While continuing to mine gold, Bernie worked a claim near the Circle Hot Springs in the Alaskan interior. He began using the warm water from the hot springs to wash his gold, the process by which miners use water in large tubs to separate the gold flake and nuggets from dirt and gravel. The warm water worked better to wash gold than Alaskan stream water, which was (and is) extremely cold.

 

It was during this mining experience that Bernie came up with the idea of buying a small resort that was built around the Circle Hot Springs. The resort was far removed from the electric grid, and Bernie planned to use the hot water to generate electricity, thus eliminating the need for diesel generators to produce electricity and avoiding a major operating expense.

 

Ice MuseumThe Circle Hot Springs resort was never put up for sale but, in 1998, the Chena Hot Springs Resort was put on the market and Bernie and Connie bought it. The 100-year-old resort is located 56 miles outside Fairbanks, and it's off the grid with the nearest electrical line 32 miles away.

 

Within a week after closing on the deal, Bernie had drilled a hole and was using water from the hot springs to heat the resort’s indoor swimming pool.

 

But it proved far harder to generate electricity with the hot springs water because it simply wasn’t hot enough. The water runs about 165 degrees, far too cool to turn a turbine. It took half a decade for Bernie to turn his dream into a reality and the story of how he did it will be explained in the fall issue of Seattle Industry magazine, available in September.

 

Green houseThe geothermal power system now meets all the electrical needs of the sprawling 80-room resort. It also powers two industrial-sized greenhouses in which the resort grows lettuce, tomatoes and other produce 12 months of the year. It also provides the power necessary to refrigerate an all-ice Ice Museum that has stood up to the surprising heat of the Alaska summer for the past four years.

 

Bernie presently saves about $650,000 per year that he’s not paying to fuel the resort’s old diesel electrical generators and he’ll pay off his debt for the geothermal system in about two years. From then on, the hot springs water will provide clean power to the resort dirt cheap.

 

Bernie developed the energy system with the help of a remarkable young scientist, Gwen Holdman, and United Technologies, a top tier US manufacturer. Gwen, researchers from UT and others figured out how to create a generating system that could create electricity from Chena's relatively cool water. Their work may well prove revolutionary because it may make it feasible to greatly expand the portions of the globe that can take advantage of geothermal power to generate electricity.

 

Which could make Bernie Karl a highly unlikely hero of the renewable energy movement. Then again, "unlikely" is about the only thing that is likely in the Alaskan bush. From its weather to its people, Alaska's frontier is notoriously unpredictable.

 

Bernie is not your usual environmental hero. He favors drilling for oil in the Arctic National Wildlife Refuge (ANWR). “They should have done it 20 years ago.” He also doesn’t seem comfortable being associated with the “green” movement.
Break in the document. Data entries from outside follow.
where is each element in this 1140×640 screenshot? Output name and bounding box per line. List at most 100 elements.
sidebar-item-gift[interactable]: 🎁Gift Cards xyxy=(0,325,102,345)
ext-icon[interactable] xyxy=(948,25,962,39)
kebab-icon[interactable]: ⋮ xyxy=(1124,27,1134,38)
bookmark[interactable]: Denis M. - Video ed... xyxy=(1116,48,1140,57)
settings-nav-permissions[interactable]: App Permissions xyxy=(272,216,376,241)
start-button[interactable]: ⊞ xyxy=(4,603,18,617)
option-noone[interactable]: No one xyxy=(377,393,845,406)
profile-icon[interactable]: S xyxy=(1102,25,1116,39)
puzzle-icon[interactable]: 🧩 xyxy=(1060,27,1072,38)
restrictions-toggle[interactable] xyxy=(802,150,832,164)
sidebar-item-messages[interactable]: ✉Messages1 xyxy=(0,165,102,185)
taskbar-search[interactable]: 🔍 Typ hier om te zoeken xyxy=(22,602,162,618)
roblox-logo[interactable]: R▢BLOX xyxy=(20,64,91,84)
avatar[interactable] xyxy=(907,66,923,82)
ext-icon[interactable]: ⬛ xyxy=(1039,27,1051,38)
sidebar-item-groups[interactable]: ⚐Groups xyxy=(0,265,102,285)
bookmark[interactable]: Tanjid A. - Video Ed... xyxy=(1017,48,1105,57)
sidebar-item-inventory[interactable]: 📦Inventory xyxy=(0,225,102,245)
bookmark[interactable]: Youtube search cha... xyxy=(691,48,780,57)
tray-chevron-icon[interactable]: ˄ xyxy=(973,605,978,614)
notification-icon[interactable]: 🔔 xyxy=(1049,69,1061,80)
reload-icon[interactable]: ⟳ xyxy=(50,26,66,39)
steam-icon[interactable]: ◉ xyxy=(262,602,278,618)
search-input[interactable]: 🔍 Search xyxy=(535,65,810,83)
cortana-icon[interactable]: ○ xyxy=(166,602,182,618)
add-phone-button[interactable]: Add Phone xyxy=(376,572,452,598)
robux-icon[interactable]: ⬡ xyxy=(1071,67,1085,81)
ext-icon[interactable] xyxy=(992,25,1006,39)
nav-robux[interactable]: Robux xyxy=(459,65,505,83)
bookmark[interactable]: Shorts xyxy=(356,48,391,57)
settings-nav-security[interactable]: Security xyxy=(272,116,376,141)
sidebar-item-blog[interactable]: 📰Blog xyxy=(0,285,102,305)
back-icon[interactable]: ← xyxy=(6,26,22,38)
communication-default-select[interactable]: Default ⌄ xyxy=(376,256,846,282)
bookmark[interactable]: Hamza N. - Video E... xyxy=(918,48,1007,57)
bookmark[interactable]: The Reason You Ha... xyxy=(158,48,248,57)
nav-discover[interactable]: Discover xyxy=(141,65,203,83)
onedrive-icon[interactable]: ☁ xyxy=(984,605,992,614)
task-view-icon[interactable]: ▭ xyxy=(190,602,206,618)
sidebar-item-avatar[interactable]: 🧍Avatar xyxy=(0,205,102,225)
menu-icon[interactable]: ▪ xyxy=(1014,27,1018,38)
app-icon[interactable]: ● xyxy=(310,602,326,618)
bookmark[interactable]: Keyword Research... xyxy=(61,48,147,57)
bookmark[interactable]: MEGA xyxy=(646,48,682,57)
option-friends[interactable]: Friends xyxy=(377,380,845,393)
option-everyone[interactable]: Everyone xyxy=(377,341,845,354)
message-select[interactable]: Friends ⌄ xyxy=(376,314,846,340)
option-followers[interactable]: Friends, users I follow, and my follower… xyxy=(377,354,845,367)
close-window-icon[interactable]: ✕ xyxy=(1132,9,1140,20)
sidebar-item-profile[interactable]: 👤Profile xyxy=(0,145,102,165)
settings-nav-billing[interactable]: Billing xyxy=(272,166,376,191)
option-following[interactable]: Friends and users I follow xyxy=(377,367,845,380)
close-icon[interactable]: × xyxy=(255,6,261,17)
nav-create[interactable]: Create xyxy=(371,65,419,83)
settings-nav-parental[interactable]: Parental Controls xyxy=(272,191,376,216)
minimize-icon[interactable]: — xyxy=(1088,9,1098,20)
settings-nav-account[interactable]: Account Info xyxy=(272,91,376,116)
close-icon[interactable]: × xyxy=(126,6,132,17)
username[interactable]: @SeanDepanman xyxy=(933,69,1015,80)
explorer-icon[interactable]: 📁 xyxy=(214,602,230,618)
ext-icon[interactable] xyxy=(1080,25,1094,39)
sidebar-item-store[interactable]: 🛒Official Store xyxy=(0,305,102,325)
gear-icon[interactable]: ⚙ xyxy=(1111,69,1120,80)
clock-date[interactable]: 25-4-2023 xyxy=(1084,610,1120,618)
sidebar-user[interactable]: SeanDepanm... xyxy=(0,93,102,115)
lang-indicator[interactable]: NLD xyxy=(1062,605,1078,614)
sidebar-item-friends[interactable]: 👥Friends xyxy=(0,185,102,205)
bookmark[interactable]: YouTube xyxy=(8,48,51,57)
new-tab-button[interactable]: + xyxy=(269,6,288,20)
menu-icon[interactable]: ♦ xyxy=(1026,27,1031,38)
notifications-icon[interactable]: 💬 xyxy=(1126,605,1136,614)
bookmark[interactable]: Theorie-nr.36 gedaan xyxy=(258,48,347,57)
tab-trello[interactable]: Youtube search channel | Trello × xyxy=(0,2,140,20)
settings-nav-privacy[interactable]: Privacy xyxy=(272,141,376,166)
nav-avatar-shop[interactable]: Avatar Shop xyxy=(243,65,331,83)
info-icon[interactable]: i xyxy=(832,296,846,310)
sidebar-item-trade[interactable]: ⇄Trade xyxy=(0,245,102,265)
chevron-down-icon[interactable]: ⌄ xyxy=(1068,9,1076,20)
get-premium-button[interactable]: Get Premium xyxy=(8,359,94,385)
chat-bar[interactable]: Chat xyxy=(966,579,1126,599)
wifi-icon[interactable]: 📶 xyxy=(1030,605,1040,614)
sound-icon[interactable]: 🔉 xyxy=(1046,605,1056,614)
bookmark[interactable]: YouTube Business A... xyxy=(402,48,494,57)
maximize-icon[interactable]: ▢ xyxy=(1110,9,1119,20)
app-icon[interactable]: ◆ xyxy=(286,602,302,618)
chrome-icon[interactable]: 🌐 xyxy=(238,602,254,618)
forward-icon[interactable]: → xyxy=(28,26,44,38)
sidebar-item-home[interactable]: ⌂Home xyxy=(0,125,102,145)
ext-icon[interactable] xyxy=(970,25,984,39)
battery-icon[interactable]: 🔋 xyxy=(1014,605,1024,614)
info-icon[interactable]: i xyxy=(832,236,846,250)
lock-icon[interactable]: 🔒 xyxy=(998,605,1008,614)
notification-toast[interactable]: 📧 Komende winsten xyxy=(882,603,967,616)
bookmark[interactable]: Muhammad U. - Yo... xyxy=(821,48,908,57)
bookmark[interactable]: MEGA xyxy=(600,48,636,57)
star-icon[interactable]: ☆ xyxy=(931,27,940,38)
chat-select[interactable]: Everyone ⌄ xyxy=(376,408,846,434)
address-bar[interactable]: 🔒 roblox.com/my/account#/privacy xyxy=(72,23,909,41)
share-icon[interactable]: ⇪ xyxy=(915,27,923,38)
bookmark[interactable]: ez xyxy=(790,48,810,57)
In his business and social circle, being known as “green” is not often a complement.

 

“I’m a greenie all right,” he said, reaching into a pocket and producing a wad of dollar bills bound by a thick rubber band. “There’s my green.”

 

But this is mostly Bernie bluster. Bernie believes the US needs to transform from oil to alternative fuels ASAP to help the environment and to become more energy self sufficient. He’s also not through as an alternative energy pioneer. He hopes to create new power plants and recycling operations based on hydrogen and biomass fuel sources.

 

“This country has the brains and the money to develop new fuel resources,” he said. “We need to get it done. Everybody I know wants clean air and clean water for their kids and grandkids.”